18/01/2014 06:30 EST | Actualisé 20/03/2014 05:12 EDT

Le directeur général de la municipalité de Sainte-Brigitte-de-Laval, qui fait l'objet d'une enquête après avoir été suspendu sans salaire en décembre dernier par l'administration de la nouvelle mairesse Wanita Daniele, pourrait être congédié lundi à l'issue de la prochaine séance du conseil municipal.

Les hausses de salaires consentis à Gaétan Bussières et à des cadres de Sainte-Brigitte-de-Laval, juste avant les dernières élections municipales, font présentement l'objet d'une vérification de la part de l'administration municipale.
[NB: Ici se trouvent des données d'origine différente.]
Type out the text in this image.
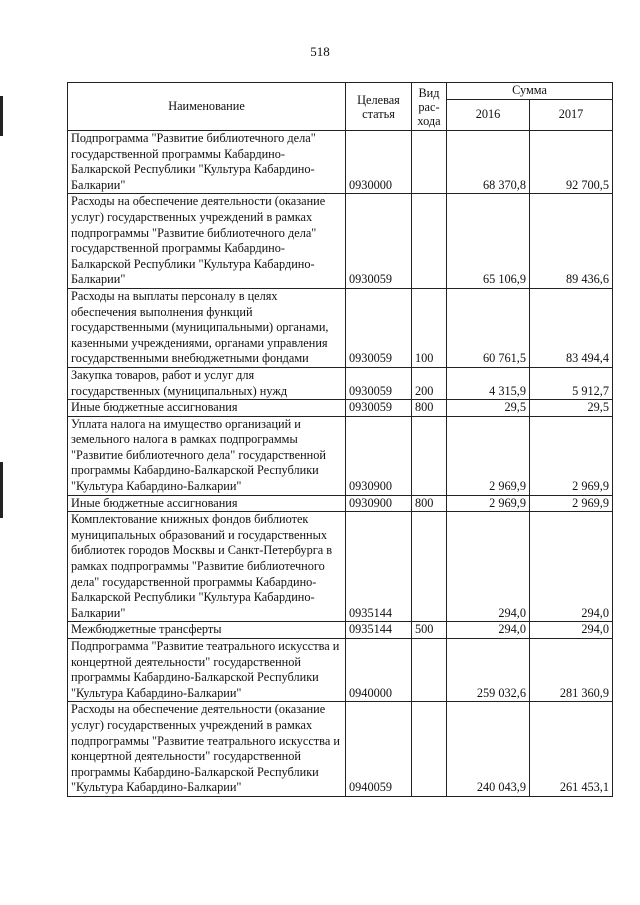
518
Наименование	Целевая статья	Вид рас-хода	Сумма	
			2016	2017
Подпрограмма "Развитие библиотечного дела" государственной программы Кабардино-Балкарской Республики "Культура Кабардино-Балкарии"	0930000		68 370,8	92 700,5
Расходы на обеспечение деятельности (оказание услуг) государственных учреждений в рамках подпрограммы "Развитие библиотечного дела" государственной программы Кабардино-Балкарской Республики "Культура Кабардино-Балкарии"	0930059		65 106,9	89 436,6
Расходы на выплаты персоналу в целях обеспечения выполнения функций государственными (муниципальными) органами, казенными учреждениями, органами управления государственными внебюджетными фондами	0930059	100	60 761,5	83 494,4
Закупка товаров, работ и услуг для государственных (муниципальных) нужд	0930059	200	4 315,9	5 912,7
Иные бюджетные ассигнования	0930059	800	29,5	29,5
Уплата налога на имущество организаций и земельного налога в рамках подпрограммы "Развитие библиотечного дела" государственной программы Кабардино-Балкарской Республики "Культура Кабардино-Балкарии"	0930900		2 969,9	2 969,9
Иные бюджетные ассигнования	0930900	800	2 969,9	2 969,9
Комплектование книжных фондов библиотек муниципальных образований и государственных библиотек городов Москвы и Санкт-Петербурга в рамках подпрограммы "Развитие библиотечного дела" государственной программы Кабардино-Балкарской Республики "Культура Кабардино-Балкарии"	0935144		294,0	294,0
Межбюджетные трансферты	0935144	500	294,0	294,0
Подпрограмма "Развитие театрального искусства и концертной деятельности" государственной программы Кабардино-Балкарской Республики "Культура Кабардино-Балкарии"	0940000		259 032,6	281 360,9
Расходы на обеспечение деятельности (оказание услуг) государственных учреждений в рамках подпрограммы "Развитие театрального искусства и концертной деятельности" государственной программы Кабардино-Балкарской Республики "Культура Кабардино-Балкарии"	0940059		240 043,9	261 453,1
Wanita Daniele affirme que l'enquête tire à sa fin et que de nouveaux éléments ont retenu l'attention des vérificateurs. Selon ces nouveaux éléments, Gaétan Bussières aurait reçu en 2012 une somme de 44 800 $ en prime de départ, alors qu'il était toujours à l'emploi de la municipalité.

Pour Wanita Daniele, c'est trop. « À l'heure actuelle, le lien de confiance est rompu. Ça, c'est indéniable puis je pense que les gens ont certainement compris que ce lien était rompu », dit la mairesse de Sainte-Brigitte-de-Laval au sujet de Gaétan Bussières.

Mme Daniele dit ne pas savoir pour le moment pourquoi et dans quelle circonstance cette somme a été versée à Gaétan Bussières.

Elle espère que la lumière sera faite par les vérificateurs au sujet du montant, qui a été versé au moment où Gilbert Thomassin était le maire de la petite municipalité. « Je ne sais pas. C'est justement ça qu'on essaie de déterminer : est-ce que ç'a été versé selon une entente qu'il aurait avec le conseil? Avec M. Thomassin? », évoque-t-elle.

De son côté, l'ancien maire de Sainte-Brigitte-de-Laval a affirmé au quotidien Le Soleil qu'il ne se souvenait pas qu'une telle somme ait été versée à Gaétan Bussières.

Des citoyens excédés

Plusieurs citoyens de Sainte-Brigitte-de-Laval disent avoir hâte de connaître le dénouement de l'enquête menée par l'administration municipale. C'est le cas de Carl Tremblay. « Ces gens-là devraient payer de leurs actes. S'il y a un Code criminel ou une loi qui peut les punir, je n'ai aucun problème avec ça », dit-il.

« Moi, je souhaite qu'il ne revienne pas à Sainte-Brigitte-de-Laval », lance quant à elle Nancy Poulin, une autre résidente, des propos sont partagés par Francine Dion, une autre résidente de Sainte-Brigitte-de-Laval.

« Il faut se poser des questions puis voir ce qui se passe. C'est quand même notre argent », dit-elle.